ALTのディラン先生を歌で送る

   ALT(Assistant Language Teacher)のディラン先生が2年の任期を終え、1学期末で御船高校を退任されることとなりました。この2年間、ディラン先生は、英語をわかりやすく教えられると共に、母国のアイルランド共和国をはじめヨーロッパ等の国々のことを授業で紹介されました。生徒たちはいつもディラン先生の授業を楽しみにしていました。

 7月19日(金)の1学期終業式の日、体育館において、ディラン先生の退任式を行いました。ディラン先生のスピーチは、最初に英語、次に日本語で次のようなことを語られました。

  「日本に来る前は、日本の生活のことは全く分からなかった。日本の高校生はシャイ(恥ずかしがり屋)で静かだと思っていた。けれども、御船高校の生徒は明るく元気の良い生徒が多く、生徒たちの幸せそうな顔を毎日見ることが幸せだった。御船町に住み、御船高校で教えたことを忘れることはないだろう。」

   ディラン先生のスピーチの後に、生徒会長の田中美璃亜さん(2年B組)が生徒代表の感謝の言葉を述べ、花束を贈呈しました。そして、ステージにコーラス部の生徒6人が登壇し、音楽の岡田先生の指揮、前村先生のピアノで、アイルランドの歌「ダニー・ボーイ」(別名:ロンドンデリーの歌)を合唱しました。アイルランドの民謡は旋律が優しく、明治時代から日本人には親しまれてきました。特に、1913年(大正2年)に発表されたこの歌は、戦場に息子を送った母の思いが表現されていて、その切ないメロディと歌詞は国境を越えて共感を呼び、我が国でも歌い継がれてきています。花束を持ったまま壇上の椅子に座り、コーラス部の歌声にじっと耳を傾けるディラン先生。目頭を幾度か押さえる様子が見られました。異国の地で聴く祖国の民謡はディラン先生の心に深く響いたことでしょう。

   最後は全校生徒及び職員による校歌斉唱を行い、拍手の中、ディラン先生は生徒たちの間を通って、体育館を退場されました。

   アイルランドは、地理的には遠く離れた島国です。

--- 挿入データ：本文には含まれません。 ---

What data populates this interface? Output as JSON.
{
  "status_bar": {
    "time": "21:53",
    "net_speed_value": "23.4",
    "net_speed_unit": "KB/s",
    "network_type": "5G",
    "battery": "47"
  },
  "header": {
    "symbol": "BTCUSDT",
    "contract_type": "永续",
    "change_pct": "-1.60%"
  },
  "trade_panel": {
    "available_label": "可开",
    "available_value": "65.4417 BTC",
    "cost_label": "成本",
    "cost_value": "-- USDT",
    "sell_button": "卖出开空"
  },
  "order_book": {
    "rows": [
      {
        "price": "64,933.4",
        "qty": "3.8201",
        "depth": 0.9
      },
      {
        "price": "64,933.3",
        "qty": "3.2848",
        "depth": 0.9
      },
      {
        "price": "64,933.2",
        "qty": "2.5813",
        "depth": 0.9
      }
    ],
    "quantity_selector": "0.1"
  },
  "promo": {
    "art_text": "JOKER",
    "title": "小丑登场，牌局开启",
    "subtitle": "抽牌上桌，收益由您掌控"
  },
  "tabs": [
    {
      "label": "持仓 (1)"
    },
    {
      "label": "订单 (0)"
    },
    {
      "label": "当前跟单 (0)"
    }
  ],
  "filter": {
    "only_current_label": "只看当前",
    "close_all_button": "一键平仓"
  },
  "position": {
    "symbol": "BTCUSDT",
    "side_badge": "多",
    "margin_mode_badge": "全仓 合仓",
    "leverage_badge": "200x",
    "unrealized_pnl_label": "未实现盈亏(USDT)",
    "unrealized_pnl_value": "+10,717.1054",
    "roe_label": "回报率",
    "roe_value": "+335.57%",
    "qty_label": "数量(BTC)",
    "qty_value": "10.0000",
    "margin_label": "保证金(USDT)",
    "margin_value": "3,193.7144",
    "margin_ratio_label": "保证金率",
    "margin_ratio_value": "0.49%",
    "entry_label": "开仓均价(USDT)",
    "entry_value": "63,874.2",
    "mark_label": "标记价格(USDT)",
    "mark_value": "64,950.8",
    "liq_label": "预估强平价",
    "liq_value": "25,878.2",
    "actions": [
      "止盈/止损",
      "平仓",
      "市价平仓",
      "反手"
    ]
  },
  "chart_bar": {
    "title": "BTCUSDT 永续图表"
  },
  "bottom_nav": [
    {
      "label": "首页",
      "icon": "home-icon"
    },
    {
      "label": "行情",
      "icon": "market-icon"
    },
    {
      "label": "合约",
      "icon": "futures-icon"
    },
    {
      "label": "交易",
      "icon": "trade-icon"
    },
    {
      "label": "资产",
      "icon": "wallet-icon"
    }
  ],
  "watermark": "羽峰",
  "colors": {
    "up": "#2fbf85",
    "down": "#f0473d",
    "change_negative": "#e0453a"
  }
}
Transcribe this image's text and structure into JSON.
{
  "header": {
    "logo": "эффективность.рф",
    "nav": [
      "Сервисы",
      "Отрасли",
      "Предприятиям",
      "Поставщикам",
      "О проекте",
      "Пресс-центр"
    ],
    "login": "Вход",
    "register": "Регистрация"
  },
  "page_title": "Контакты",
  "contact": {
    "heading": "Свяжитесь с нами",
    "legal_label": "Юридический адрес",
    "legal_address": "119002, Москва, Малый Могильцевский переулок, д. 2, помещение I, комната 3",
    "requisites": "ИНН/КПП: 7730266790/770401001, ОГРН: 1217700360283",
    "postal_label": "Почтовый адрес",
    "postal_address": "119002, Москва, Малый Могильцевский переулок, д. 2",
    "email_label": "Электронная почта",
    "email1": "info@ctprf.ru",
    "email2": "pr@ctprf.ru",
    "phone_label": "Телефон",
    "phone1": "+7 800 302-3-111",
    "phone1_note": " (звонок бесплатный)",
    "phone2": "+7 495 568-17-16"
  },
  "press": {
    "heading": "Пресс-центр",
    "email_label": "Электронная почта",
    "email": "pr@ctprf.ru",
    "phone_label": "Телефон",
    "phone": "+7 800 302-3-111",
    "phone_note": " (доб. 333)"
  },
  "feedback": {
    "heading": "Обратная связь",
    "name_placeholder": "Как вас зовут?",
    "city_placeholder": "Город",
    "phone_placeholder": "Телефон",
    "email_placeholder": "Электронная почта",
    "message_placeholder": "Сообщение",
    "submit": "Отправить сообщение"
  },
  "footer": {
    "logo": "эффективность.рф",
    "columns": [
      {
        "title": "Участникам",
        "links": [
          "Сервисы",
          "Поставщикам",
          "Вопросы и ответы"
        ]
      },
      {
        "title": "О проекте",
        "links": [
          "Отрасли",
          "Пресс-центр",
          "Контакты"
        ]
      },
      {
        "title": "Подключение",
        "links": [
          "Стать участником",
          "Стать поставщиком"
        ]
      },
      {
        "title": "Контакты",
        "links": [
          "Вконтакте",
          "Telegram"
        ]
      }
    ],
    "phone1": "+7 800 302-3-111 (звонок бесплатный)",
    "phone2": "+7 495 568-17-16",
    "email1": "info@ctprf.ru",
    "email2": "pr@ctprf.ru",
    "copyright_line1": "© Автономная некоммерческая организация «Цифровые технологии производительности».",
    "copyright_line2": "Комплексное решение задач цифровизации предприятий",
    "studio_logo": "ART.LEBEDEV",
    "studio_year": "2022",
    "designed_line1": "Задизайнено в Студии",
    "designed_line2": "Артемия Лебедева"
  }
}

しかし、かつて明治24年から3年間、アイルランド人の父とギリシア人の母を持つラフカディオ・ハーン(帰化して小泉八雲となる)が熊本の青年達に英語を教えたことから、熊本とアイルランドの関係は早くから始まりました。ハーンが住んだ家は今も熊本市に記念館として保存公開されています。また、市民有志によって「熊本アイルランド協会」という団体も結成されています。人と人との出会いによって、国と国との関係が始まるのです。私たちにとって、アイルランドはディラン先生の国として特別な存在になることでしょう。